If the value needs to be read by a kernel mode component, the value should be a REG_SZ value. When the kernel mode component reads that value, it should prepend \??\ before passing it to APIs such as ZwOpenFile.

To access this setting when it is part of the device's state, first the application must find the identity of the device. User mode code can use CM_Get_Device_ID_List_Size and CM_Get_Device_ID_List to get a list of devices, filtered as necessary. That list of devices might contain multiple devices, so search for the appropriate device before reading state from the device. For example, call CM_Get_DevNode_Property to retrieve properties on the device when looking for a device matching specific criteria.

Once the correct device is found, call CM_Open_DevNode_Key to get a handle to the registry location where the device state was stored.

Kernel mode code should retrieve a PDO (physical device object) and call IoOpenDeviceRegistryKey.

To access this setting when it is device interface state, User mode code can call CM_Get_Device_Interface_List_Size and CM_Get_Device_Interface_List.

Additionally CM_Register_Notification can be used to be notified of arrivals and removals of device interfaces so the code gets notified when the interface is enabled and then can retrieve the state. There may be multiple device interfaces in the device interface class used in the above APIs. Examine those interfaces to determine which is the correct interface for the setting to read.

Once the correct device interface is found, call CM_Open_Device_Interface_Key.

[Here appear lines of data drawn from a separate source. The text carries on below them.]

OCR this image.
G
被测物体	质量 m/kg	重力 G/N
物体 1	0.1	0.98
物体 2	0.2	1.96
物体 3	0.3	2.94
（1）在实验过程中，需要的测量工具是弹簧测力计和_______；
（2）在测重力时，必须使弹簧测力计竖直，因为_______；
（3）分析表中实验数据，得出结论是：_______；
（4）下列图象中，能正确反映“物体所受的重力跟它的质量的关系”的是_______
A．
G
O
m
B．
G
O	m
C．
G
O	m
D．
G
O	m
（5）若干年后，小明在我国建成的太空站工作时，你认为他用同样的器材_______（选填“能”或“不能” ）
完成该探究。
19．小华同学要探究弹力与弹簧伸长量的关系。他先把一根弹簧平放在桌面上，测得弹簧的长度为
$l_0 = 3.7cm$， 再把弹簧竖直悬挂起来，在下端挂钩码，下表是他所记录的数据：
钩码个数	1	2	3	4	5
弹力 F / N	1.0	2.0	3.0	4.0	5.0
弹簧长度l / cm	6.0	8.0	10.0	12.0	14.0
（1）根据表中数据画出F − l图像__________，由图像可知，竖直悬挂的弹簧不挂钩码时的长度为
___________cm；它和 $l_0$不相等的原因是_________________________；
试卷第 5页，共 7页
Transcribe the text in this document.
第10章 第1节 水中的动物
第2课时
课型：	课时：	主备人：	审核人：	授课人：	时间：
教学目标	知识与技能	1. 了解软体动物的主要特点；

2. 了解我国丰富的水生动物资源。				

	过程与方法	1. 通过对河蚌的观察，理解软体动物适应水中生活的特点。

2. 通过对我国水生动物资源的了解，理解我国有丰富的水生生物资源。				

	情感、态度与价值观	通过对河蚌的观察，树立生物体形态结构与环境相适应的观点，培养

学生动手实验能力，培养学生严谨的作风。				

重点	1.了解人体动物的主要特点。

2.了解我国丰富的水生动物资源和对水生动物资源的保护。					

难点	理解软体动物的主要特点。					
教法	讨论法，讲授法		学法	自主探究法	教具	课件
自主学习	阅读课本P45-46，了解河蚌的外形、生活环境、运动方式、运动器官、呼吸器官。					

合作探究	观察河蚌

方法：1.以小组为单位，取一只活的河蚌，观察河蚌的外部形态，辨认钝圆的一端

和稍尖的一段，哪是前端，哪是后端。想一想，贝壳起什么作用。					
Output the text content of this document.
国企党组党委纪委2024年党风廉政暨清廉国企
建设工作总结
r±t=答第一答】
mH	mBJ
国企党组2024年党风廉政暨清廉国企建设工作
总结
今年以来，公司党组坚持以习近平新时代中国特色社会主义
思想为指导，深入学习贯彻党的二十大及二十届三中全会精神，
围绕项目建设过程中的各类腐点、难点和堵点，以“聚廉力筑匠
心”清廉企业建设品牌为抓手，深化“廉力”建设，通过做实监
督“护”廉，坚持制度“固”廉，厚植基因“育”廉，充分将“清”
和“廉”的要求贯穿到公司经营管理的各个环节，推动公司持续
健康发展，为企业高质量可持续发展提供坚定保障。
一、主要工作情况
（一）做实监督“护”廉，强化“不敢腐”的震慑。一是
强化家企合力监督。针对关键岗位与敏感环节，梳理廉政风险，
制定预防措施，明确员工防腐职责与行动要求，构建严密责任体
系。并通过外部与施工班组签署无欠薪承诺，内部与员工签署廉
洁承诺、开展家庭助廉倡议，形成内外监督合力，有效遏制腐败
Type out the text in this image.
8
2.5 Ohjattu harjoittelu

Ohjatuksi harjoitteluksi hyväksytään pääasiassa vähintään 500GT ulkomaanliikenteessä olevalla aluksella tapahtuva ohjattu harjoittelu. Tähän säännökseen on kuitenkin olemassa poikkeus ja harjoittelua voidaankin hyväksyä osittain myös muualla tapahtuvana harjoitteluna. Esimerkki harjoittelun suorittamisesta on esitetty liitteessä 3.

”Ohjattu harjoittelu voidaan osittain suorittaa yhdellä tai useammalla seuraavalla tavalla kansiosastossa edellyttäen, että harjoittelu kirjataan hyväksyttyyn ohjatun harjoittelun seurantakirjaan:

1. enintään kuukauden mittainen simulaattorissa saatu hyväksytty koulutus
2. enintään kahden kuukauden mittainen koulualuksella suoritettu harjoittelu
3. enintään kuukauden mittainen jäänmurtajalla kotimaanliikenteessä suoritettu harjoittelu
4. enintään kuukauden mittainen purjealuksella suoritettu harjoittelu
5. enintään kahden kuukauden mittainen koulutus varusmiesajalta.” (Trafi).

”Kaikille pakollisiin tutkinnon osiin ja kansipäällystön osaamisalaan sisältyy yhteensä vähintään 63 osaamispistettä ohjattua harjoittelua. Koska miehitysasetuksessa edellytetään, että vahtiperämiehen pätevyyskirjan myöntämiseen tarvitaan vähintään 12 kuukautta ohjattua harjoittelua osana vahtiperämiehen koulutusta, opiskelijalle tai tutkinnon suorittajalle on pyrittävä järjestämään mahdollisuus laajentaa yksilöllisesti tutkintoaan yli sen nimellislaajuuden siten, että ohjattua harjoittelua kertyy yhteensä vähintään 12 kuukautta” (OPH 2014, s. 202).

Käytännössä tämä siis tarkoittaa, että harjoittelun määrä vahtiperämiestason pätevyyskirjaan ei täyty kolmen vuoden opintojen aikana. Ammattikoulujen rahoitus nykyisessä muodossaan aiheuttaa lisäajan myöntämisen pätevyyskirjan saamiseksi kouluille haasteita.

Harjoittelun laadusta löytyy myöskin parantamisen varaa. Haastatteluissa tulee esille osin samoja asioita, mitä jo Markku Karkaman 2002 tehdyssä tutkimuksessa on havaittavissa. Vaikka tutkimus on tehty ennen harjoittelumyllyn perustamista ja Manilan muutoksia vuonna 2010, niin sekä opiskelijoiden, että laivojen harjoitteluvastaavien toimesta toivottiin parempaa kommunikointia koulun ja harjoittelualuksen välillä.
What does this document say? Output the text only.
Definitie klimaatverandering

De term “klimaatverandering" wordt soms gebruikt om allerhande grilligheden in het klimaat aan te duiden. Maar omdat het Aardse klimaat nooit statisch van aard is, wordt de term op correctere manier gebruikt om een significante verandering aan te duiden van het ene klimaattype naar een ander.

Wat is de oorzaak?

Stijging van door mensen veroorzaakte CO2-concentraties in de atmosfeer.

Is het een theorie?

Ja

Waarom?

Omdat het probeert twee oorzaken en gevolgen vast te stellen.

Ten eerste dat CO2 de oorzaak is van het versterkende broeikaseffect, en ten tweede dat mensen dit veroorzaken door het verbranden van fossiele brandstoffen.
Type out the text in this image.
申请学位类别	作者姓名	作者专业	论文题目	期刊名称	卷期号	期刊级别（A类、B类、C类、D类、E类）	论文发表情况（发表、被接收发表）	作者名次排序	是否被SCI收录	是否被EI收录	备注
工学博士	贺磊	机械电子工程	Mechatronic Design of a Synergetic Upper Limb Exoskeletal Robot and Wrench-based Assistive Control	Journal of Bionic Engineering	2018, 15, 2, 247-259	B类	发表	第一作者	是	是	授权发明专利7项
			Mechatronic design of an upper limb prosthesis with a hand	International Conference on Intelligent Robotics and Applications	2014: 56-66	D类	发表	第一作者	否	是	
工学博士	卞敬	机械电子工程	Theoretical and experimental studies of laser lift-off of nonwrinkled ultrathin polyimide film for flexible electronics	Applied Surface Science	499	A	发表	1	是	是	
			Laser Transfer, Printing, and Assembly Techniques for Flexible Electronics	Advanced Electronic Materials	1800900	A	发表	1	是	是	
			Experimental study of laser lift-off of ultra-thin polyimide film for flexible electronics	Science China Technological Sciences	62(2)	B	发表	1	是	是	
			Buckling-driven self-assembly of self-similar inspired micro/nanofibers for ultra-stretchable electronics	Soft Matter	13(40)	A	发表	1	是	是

Kernel mode code can retrieve a symbolic link name for the device interface from which to get state. To do so, call IoRegisterPlugPlayNotification to register for device interface notifications on the appropriate device interface class. Alternatively, call IoGetDeviceInterfaces to get a list of current device interfaces on the system. There may be multiple device interfaces in the device interface class used in the above APIs. Examine those interfaces to determine which is the correct interface that should have the setting to be read.

Once the appropriate symbolic link name is found, call IoOpenDeviceInterfaceRegistryKey to retrieve a handle to the registry location where the device interface state was stored.


Use the CM_GETIDLIST_FILTER_PRESENT flag with CM_Get_Device_ID_List_Size and CM_Get_Device_ID_List or the CM_GET_DEVICE_INTERFACE_LIST_PRESENT flag with CM_Get_Device_Interface_List_Size and CM_Get_Device_Interface_List. This ensures that hardware is present and ready for communication.


The following diagram shows the driver packages that Fabrikam and Contoso created for their Universal Windows Driver. In the loosely coupled example, they will make three separate submissions on the Windows Hardware Dev Center dashboard: one for the base, one for the extension, and one for the component. In the tightly coupled example, they will make two submissions: base and extension/component.

Extension, base, and component driver packages

Note that the component INF will match on the component hardware ID, whereas the base and extensions will match on the board's hardware ID.